Singer Anita White, who has spent decades performing blues music under the name Lady A, said the group formerly known as Lady Antebellum is using "white privilege" against her in a recent lawsuit.

"They claim to be allies and that they wanted to change their name out of the racist connotation," White said of the band, adding, "then they sue a Black woman for the new name," according to Rolling Stone.

Last month, the Nashville-based country music group abbreviated their name to "Lady A" in an attempt to distance the name's association with the Antebellum South.

White has been talking with the group for weeks about maintaining the use of the name, arguing that she should not have to fight for a new she has used for more than 20 years. 

"Lady Antebellum to Lady A didn't change the connotation or yield to them being inclusive.
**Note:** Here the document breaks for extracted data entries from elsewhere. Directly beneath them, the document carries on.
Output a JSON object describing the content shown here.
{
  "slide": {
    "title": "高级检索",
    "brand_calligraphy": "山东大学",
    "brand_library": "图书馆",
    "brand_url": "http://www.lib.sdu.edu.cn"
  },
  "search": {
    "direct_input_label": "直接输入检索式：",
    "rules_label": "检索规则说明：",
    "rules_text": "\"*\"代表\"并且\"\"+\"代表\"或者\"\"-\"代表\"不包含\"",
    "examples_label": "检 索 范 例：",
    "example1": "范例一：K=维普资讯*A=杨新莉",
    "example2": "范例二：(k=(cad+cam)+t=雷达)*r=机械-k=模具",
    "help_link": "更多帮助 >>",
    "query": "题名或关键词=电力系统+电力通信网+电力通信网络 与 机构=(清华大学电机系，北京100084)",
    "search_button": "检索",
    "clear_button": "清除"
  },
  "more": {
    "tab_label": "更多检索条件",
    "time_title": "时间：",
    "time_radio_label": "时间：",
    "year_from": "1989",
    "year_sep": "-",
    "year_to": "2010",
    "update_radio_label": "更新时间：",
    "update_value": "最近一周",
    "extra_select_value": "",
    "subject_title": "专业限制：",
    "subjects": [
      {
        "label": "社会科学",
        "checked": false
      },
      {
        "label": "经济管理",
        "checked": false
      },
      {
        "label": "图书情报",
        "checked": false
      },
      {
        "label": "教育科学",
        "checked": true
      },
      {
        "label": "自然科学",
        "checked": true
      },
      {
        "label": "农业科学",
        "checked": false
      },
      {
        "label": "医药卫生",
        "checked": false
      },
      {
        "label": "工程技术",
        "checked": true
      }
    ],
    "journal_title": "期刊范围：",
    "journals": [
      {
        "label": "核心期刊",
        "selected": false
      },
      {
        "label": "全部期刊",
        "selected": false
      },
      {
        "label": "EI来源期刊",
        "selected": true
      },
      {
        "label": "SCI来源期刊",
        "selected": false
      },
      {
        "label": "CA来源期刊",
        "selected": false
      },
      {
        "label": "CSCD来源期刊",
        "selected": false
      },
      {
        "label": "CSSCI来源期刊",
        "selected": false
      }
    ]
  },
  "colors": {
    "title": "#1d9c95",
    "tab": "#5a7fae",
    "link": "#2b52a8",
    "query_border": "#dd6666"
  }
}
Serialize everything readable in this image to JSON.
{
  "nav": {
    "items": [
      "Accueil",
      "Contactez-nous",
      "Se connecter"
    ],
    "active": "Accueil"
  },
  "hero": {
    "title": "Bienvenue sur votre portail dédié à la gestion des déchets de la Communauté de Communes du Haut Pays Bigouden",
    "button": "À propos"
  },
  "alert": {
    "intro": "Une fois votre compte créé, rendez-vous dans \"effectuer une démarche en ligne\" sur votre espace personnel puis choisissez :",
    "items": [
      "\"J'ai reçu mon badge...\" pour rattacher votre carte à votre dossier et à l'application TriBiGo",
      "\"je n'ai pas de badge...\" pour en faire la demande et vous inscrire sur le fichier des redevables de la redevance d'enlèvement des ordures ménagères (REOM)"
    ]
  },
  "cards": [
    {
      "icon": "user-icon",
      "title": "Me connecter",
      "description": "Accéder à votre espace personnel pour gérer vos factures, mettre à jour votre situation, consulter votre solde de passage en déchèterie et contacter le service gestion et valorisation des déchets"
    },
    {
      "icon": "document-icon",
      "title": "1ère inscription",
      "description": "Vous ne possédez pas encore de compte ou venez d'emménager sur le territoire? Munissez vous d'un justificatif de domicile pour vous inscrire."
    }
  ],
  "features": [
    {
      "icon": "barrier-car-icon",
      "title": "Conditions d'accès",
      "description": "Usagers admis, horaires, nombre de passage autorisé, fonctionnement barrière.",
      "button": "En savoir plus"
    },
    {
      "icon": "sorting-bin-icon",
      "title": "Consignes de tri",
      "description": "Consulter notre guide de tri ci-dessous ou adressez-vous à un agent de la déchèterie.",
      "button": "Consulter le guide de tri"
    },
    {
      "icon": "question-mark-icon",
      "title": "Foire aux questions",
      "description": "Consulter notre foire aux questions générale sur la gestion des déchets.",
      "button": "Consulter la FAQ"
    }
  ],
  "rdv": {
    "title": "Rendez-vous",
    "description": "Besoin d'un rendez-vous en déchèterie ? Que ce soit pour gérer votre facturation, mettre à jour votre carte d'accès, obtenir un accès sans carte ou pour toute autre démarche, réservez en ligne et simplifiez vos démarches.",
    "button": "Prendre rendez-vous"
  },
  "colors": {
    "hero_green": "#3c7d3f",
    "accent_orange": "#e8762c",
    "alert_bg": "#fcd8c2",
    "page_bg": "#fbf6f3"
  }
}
They are yet again using their privilege to take because I don't want to share in the name. They brought this to the forefront. I didn't," White told Rolling Stone.

According to the suit, the band from Nashville argues the group had used "Lady A" interchangeably with the band's former name as early as 2006, arguing that the abbreviated name has been a longtime trademark of the group.

White said that despite the country group assuring her that her artistry would not become buried as a result of the name change, she said her recent single "The Truth Is Loud" has been difficult for fans to discover on music streaming services.

"The shifting of their name follows the trend of many other groups and organizations working to distance themselves from racist undertones in the wake of the uprisings in this post-George Floyd world," White said. "Not wanting a name that is a reminder to many Black folks of how so much was taken from us: our freedom, languages, families, and even our names makes sense."

"However, to do so by taking the name on which I, a Black woman, have built my career in the music industry for over 20 years is ironic," she added.

The band's decision to sue White came after she demanded $10 million in payment in exchange for the name. White justified the request as money she needed to rebrand herself, as well as money she said she would use to help her church and other artists. She also said she would donate $5 million to Black Lives Matter, charity and musicians in need of legal counsel.